Un témoignage, qui vient appuyer celui d'Anne-Marie Antiphon, membre de la communauté "Amour et miséricorde" depuis 2001, où elle affirme passer "4 ou 5 jours par mois" selon ses disponibilités.

Il n'y avait pas de punitions, c'était plutôt des mises au point quand quelque chose n’allait pas, pour éviter que ça grossisse. Il pouvait y avoir des frictions mais qui étaient réglées chaque semaine. Ça se réglait pratiquement toujours bien.

Anne-Marie Antiphon, membre de la communauté "Amour et miséricorde"

Elle rejette une à une les accusations des parties civiles. "Magali [Breux], elle est comédienne. Quand quelque chose ne lui plaisait pas elle jouait la comédie, elle a la larme facile. Je la pense manipulatrice. Elle commandait, mais elle ne faisait pas grand-chose à part ça", martèle-elle.

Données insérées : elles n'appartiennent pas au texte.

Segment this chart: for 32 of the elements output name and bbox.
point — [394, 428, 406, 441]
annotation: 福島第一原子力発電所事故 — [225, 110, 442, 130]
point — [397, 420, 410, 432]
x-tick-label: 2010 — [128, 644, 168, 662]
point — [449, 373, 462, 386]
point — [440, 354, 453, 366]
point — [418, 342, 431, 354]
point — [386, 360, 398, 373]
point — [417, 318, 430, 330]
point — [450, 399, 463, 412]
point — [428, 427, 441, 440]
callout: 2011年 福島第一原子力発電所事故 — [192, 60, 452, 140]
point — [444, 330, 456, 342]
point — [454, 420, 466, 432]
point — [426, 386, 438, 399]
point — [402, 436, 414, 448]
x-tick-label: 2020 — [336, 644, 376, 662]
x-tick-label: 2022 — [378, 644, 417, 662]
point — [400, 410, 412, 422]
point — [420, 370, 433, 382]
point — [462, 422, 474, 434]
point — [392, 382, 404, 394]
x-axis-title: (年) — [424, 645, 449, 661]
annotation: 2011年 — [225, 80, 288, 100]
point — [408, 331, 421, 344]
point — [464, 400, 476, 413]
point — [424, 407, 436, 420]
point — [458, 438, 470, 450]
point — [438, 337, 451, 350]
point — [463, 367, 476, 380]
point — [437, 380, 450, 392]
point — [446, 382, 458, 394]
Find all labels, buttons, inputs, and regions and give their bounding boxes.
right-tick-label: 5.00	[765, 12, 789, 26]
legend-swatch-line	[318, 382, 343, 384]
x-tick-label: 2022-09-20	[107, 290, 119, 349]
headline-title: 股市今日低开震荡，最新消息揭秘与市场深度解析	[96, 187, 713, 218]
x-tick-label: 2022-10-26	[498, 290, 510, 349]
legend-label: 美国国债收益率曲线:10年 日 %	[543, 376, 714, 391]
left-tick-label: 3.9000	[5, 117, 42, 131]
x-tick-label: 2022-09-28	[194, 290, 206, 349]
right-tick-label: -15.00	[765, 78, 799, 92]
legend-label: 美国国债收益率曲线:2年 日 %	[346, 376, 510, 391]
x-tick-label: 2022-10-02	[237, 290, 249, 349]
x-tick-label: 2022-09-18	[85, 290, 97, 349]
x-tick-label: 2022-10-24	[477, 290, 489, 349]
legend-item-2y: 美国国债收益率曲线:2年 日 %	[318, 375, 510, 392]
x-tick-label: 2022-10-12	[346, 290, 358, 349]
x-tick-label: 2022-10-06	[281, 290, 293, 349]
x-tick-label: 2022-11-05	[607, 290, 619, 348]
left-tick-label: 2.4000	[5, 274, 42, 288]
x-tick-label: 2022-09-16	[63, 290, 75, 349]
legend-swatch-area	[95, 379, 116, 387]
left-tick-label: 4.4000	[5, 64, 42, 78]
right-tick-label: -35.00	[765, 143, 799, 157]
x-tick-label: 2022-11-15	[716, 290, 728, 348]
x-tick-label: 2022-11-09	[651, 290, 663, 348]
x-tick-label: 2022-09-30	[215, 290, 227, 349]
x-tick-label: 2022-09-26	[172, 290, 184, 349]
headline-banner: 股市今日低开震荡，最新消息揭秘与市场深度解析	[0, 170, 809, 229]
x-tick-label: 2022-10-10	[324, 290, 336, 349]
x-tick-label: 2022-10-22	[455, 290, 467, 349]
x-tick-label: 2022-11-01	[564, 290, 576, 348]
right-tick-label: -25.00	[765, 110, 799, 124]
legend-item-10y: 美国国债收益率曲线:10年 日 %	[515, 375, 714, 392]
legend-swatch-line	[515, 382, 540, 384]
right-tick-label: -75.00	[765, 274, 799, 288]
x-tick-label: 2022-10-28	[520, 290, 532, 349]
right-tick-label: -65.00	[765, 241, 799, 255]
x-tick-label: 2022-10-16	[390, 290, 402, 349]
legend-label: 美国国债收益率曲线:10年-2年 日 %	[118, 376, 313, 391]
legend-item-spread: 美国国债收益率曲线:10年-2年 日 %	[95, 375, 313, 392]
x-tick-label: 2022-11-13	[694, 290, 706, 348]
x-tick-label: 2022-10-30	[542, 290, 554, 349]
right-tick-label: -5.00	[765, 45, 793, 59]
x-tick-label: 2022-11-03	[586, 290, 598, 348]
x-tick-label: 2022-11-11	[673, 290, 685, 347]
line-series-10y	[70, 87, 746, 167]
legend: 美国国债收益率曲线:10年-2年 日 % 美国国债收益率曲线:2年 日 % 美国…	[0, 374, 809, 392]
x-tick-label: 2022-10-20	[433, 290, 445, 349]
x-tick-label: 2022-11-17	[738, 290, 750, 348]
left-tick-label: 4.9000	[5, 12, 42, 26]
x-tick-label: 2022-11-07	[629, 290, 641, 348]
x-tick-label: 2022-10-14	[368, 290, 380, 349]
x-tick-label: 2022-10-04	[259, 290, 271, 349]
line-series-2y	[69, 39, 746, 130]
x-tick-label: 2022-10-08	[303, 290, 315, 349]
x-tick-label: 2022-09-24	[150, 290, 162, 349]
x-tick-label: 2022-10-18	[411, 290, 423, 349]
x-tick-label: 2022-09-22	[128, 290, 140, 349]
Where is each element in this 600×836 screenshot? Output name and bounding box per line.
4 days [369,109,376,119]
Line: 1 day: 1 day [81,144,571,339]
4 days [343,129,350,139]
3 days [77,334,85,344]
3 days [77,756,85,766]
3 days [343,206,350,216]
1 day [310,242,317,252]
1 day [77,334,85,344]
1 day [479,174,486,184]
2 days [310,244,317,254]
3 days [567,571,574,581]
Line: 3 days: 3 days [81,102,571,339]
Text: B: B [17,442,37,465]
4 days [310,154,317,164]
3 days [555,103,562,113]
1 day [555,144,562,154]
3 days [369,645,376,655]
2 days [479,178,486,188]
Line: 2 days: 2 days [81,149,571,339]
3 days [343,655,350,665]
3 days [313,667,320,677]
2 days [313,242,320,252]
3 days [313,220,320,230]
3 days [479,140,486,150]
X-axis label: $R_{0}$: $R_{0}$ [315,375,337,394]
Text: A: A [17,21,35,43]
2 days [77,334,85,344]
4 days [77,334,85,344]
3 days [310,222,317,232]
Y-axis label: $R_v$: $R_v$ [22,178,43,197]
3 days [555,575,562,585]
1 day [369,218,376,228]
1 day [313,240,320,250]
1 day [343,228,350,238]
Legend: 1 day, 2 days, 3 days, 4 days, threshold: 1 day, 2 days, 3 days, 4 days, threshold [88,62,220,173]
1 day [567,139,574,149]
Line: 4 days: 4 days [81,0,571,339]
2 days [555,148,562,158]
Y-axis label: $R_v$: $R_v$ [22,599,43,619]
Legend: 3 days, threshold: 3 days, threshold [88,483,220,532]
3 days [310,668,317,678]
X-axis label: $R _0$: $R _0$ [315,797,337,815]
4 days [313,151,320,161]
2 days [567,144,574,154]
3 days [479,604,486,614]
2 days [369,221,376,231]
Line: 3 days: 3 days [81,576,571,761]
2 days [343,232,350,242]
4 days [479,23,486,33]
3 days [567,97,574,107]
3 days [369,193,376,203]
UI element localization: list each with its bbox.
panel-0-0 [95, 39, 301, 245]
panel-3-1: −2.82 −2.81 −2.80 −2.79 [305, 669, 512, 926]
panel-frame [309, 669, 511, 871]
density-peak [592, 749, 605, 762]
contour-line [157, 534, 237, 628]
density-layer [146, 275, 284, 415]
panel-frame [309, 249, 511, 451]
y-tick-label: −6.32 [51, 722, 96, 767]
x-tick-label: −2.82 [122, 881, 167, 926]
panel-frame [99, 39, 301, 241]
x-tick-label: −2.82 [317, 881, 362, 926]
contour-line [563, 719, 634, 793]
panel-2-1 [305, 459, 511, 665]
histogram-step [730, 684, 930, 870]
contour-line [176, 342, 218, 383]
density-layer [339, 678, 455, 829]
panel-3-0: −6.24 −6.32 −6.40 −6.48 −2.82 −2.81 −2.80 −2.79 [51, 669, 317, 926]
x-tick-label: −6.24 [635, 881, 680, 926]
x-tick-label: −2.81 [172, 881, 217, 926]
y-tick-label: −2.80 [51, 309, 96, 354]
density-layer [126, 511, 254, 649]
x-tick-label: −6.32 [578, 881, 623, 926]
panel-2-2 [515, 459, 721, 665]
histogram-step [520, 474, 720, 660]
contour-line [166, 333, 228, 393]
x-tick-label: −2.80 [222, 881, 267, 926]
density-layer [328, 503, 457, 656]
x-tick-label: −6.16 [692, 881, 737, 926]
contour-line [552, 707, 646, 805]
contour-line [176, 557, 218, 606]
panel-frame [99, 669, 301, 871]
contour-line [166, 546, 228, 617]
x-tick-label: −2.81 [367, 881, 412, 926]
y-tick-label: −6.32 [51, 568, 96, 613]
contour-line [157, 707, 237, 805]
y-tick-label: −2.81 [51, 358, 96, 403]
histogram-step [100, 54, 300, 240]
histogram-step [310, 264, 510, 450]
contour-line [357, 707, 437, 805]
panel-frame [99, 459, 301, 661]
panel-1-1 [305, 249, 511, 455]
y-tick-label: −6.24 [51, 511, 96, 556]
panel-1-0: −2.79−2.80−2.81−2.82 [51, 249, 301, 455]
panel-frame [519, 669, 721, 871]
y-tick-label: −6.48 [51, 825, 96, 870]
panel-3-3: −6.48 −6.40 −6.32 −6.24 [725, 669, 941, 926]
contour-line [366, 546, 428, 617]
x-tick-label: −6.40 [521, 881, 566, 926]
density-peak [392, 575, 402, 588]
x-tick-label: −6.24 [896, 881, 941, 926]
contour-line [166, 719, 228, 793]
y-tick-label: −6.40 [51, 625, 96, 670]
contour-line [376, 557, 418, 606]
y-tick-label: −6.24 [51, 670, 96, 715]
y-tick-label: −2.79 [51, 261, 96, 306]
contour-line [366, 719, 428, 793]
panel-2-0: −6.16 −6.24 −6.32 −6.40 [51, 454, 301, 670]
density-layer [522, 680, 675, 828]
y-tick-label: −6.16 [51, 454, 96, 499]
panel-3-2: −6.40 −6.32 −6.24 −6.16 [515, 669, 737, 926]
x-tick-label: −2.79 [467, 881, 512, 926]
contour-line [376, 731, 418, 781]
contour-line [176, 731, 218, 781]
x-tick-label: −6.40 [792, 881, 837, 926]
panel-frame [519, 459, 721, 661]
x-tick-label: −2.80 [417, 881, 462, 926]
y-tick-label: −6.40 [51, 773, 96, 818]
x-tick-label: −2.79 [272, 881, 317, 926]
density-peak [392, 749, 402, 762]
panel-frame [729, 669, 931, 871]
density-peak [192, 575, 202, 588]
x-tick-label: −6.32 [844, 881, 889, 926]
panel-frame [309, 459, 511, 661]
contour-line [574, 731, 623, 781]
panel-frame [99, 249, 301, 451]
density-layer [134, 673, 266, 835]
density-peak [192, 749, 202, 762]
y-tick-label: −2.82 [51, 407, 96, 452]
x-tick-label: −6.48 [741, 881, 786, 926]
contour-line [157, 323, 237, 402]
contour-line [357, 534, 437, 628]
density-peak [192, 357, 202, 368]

Sur les accusations "d'esclavage", de Brigitte Boucher-Doigneau, Anne-Marie Antiphon rejoint Eliane Deschamps "les tâches étaient partagées". Dans sa bouche, cette dernière est décrite comme "une femme entière, très généreuse, qui aide beaucoup les gens". Bien loin de la description de gourou faite la veille par les parties civiles.

Le jugement, mis en délibéré, sera rendu le 31 janvier 2022.